What about the patient care of Vascular Ehlers-Danlos Syndrome? / Qu’en est-il de la prise en charge du Syndrome d’Ehlers-Danlos de type vasculaire?

The Ehlers-Danlos syndromes (EDS) are disorders affecting the connective tissue. There are thirteen different types of EDS. My master thesis focuses on vascular EDS (vEDS) that is caused by a mutation in COL3A1: the gene coding for collagen type III. Affected patients suffer from organ or vessel ruptures that may be fatal: median age of life expectancy is about 51 years old. There is nowadays no curative treatment for vEDS. The purpose of this master thesis is to assess the best way to manage these patients. The first section of this work concerns the disease. Pathogenesis, clinical features, natural history, prognosis and genotype-phenotype correlations are described. Criteria leading to diagnosis and allowing differential diagnosis are reported. Management is then developed: it is crucial for these patients. There is no real treatment for this disease, so clinical support represents a large part of patient care. Clinical support includes adapted clinical care and life-style, teamcare and follow-up. A preventive treatment is proposed: celiprolol.

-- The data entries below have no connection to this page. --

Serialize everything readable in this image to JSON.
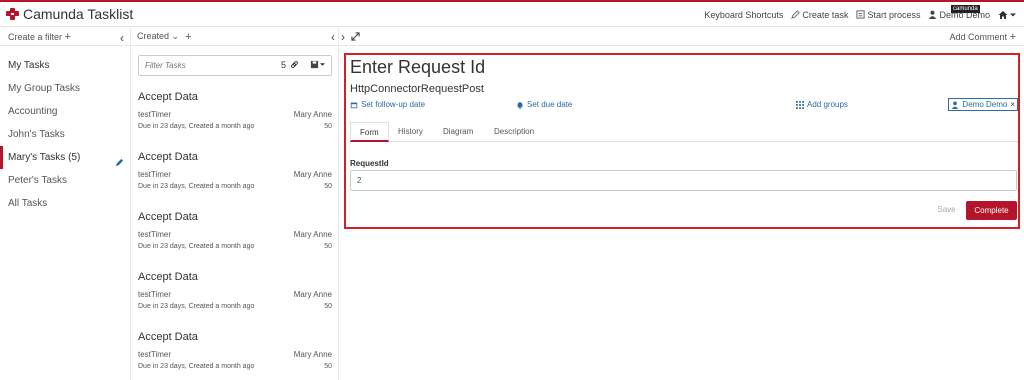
{
  "app": {
    "name": "Camunda Tasklist"
  },
  "header": {
    "keyboard_shortcuts": "Keyboard Shortcuts",
    "create_task": "Create task",
    "start_process": "Start process",
    "user": "Demo Demo",
    "user_badge": "camunda",
    "brand_color": "#b5152b"
  },
  "filters": {
    "create_label": "Create a filter",
    "items": [
      {
        "label": "My Tasks"
      },
      {
        "label": "My Group Tasks"
      },
      {
        "label": "Accounting"
      },
      {
        "label": "John's Tasks"
      },
      {
        "label": "Mary's Tasks",
        "count": "(5)"
      },
      {
        "label": "Peter's Tasks"
      },
      {
        "label": "All Tasks"
      }
    ]
  },
  "tasklist": {
    "sort_label": "Created",
    "search_placeholder": "Filter Tasks",
    "count": "5",
    "tasks": [
      {
        "name": "Accept Data",
        "process": "testTimer",
        "assignee": "Mary Anne",
        "due": "Due in 23 days, Created a month ago",
        "priority": "50"
      },
      {
        "name": "Accept Data",
        "process": "testTimer",
        "assignee": "Mary Anne",
        "due": "Due in 23 days, Created a month ago",
        "priority": "50"
      },
      {
        "name": "Accept Data",
        "process": "testTimer",
        "assignee": "Mary Anne",
        "due": "Due in 23 days, Created a month ago",
        "priority": "50"
      },
      {
        "name": "Accept Data",
        "process": "testTimer",
        "assignee": "Mary Anne",
        "due": "Due in 23 days, Created a month ago",
        "priority": "50"
      },
      {
        "name": "Accept Data",
        "process": "testTimer",
        "assignee": "Mary Anne",
        "due": "Due in 23 days, Created a month ago",
        "priority": "50"
      }
    ]
  },
  "task_detail": {
    "add_comment": "Add Comment",
    "title": "Enter Request Id",
    "process_name": "HttpConnectorRequestPost",
    "follow_up": "Set follow-up date",
    "due_date": "Set due date",
    "add_groups": "Add groups",
    "assignee": "Demo Demo",
    "tabs": [
      "Form",
      "History",
      "Diagram",
      "Description"
    ],
    "field_label": "RequestId",
    "field_value": "2",
    "save_label": "Save",
    "complete_label": "Complete"
  }
}
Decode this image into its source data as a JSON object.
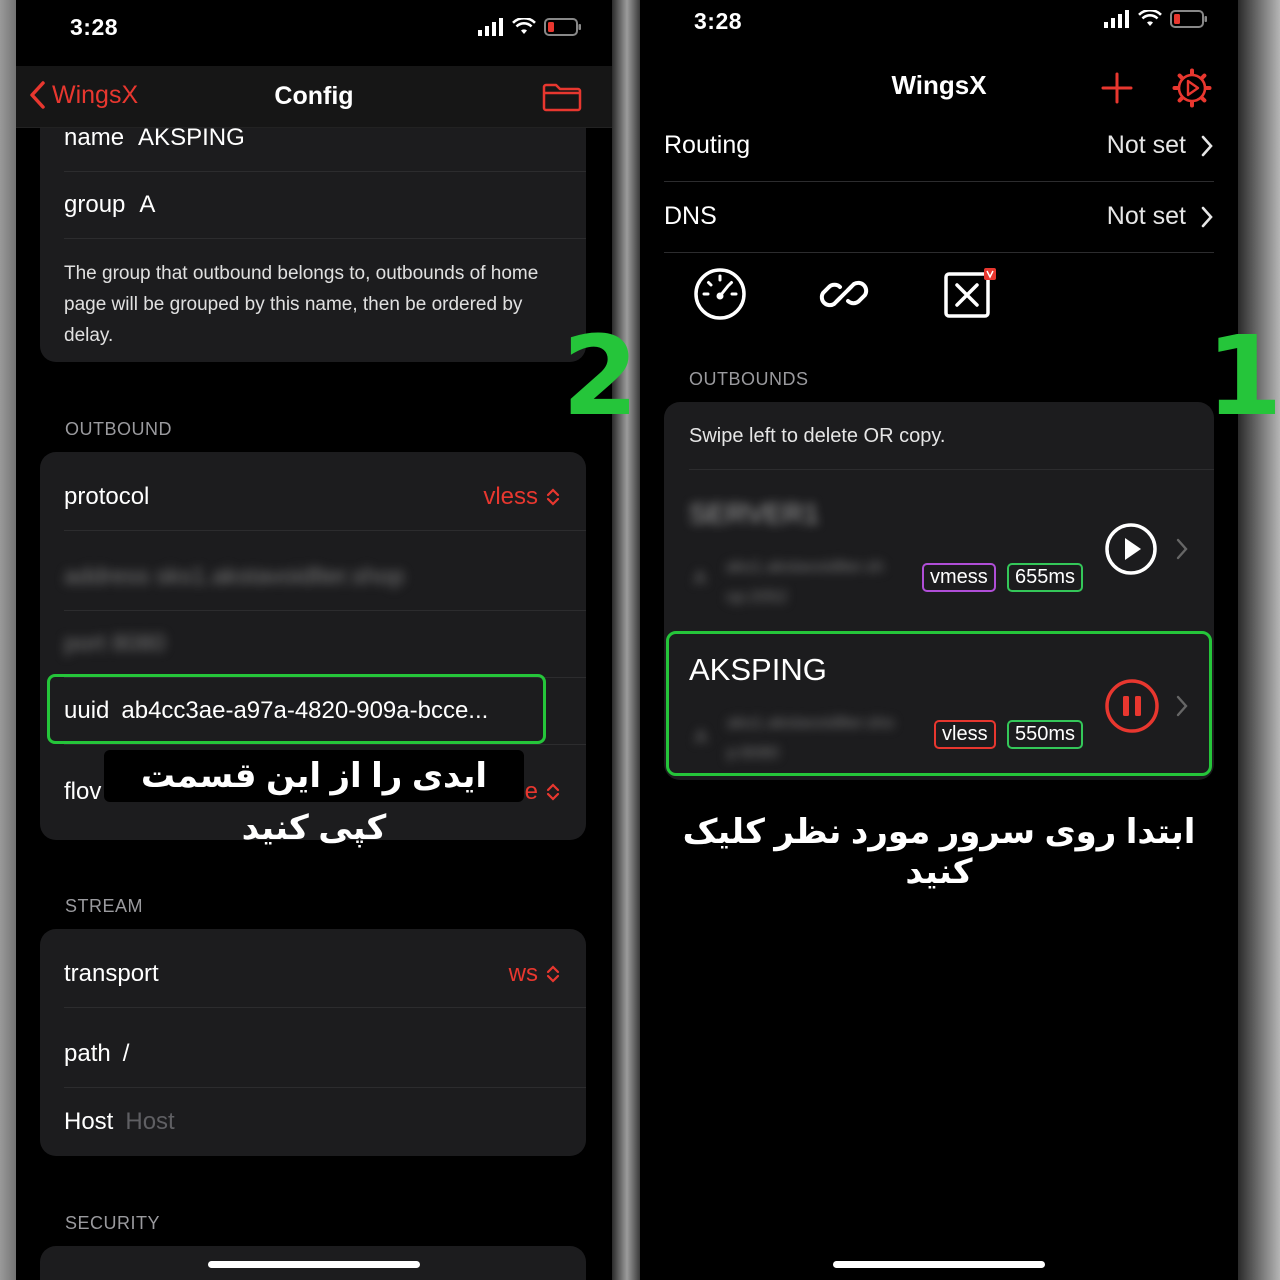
{
  "left_phone": {
    "status_time": "3:28",
    "back_label": "WingsX",
    "title": "Config",
    "fields": {
      "name_label": "name",
      "name_value": "AKSPING",
      "group_label": "group",
      "group_value": "A",
      "group_help": "The group that outbound belongs to, outbounds of home page will be grouped by this name, then be ordered by delay."
    },
    "outbound_section": "OUTBOUND",
    "outbound": {
      "protocol_label": "protocol",
      "protocol_value": "vless",
      "address_blurred": "address  sks1.akstavoidlter.shop",
      "port_blurred": "port  8080",
      "uuid_label": "uuid",
      "uuid_value": "ab4cc3ae-a97a-4820-909a-bcce...",
      "flow_label": "flov",
      "flow_value_tail": "e"
    },
    "stream_section": "STREAM",
    "stream": {
      "transport_label": "transport",
      "transport_value": "ws",
      "path_label": "path",
      "path_value": "/",
      "host_label": "Host",
      "host_placeholder": "Host"
    },
    "security_section": "SECURITY",
    "caption": "ایدی را از این قسمت کپی کنید",
    "step_number": "2"
  },
  "right_phone": {
    "status_time": "3:28",
    "title": "WingsX",
    "routing_label": "Routing",
    "routing_value": "Not set",
    "dns_label": "DNS",
    "dns_value": "Not set",
    "outbounds_section": "OUTBOUNDS",
    "hint": "Swipe left to delete OR copy.",
    "servers": [
      {
        "name_blurred": "SERVER1",
        "group_blurred": "A",
        "addr_blurred": "aks1.akstavoidlter.sh",
        "addr2_blurred": "op:2052",
        "protocol": "vmess",
        "delay": "655ms"
      },
      {
        "name": "AKSPING",
        "group_blurred": "A",
        "addr_blurred": "aks1.akstavoidlter.sho",
        "addr2_blurred": "p:8080",
        "protocol": "vless",
        "delay": "550ms"
      }
    ],
    "caption": "ابتدا روی سرور مورد نظر کلیک کنید",
    "step_number": "1"
  },
  "colors": {
    "accent_red": "#e8372f",
    "highlight_green": "#25c53a",
    "vmess_border": "#b04ed8",
    "delay_border": "#34c759"
  }
}
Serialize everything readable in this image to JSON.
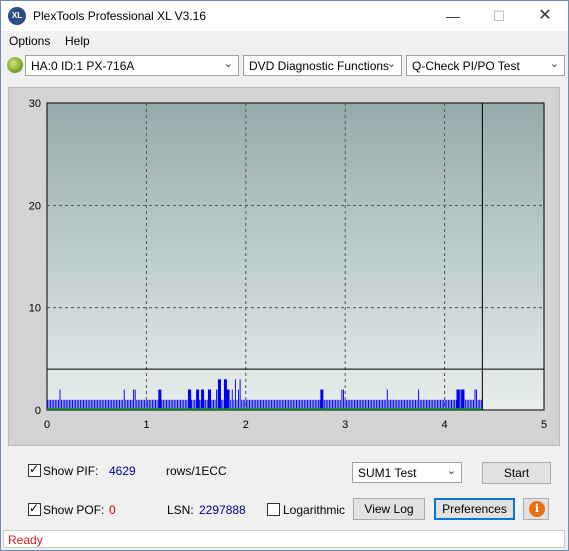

Studies about this drug, its efficacy and its mechanisms of action (including its effect on blood vessels structure) are described: no real conclusion can be made. Pregnancy in women with vEDS is associated with a high risk of complications: following some recommendations is important. Finally, some perspectives are developed about future therapeutic targets. Some going on studies about treatments, medical evaluation and the pathophysiology of vEDS are also mentioned. These perspectives are of crucial importance to help further and to treat patients affected by vEDS and their relatives.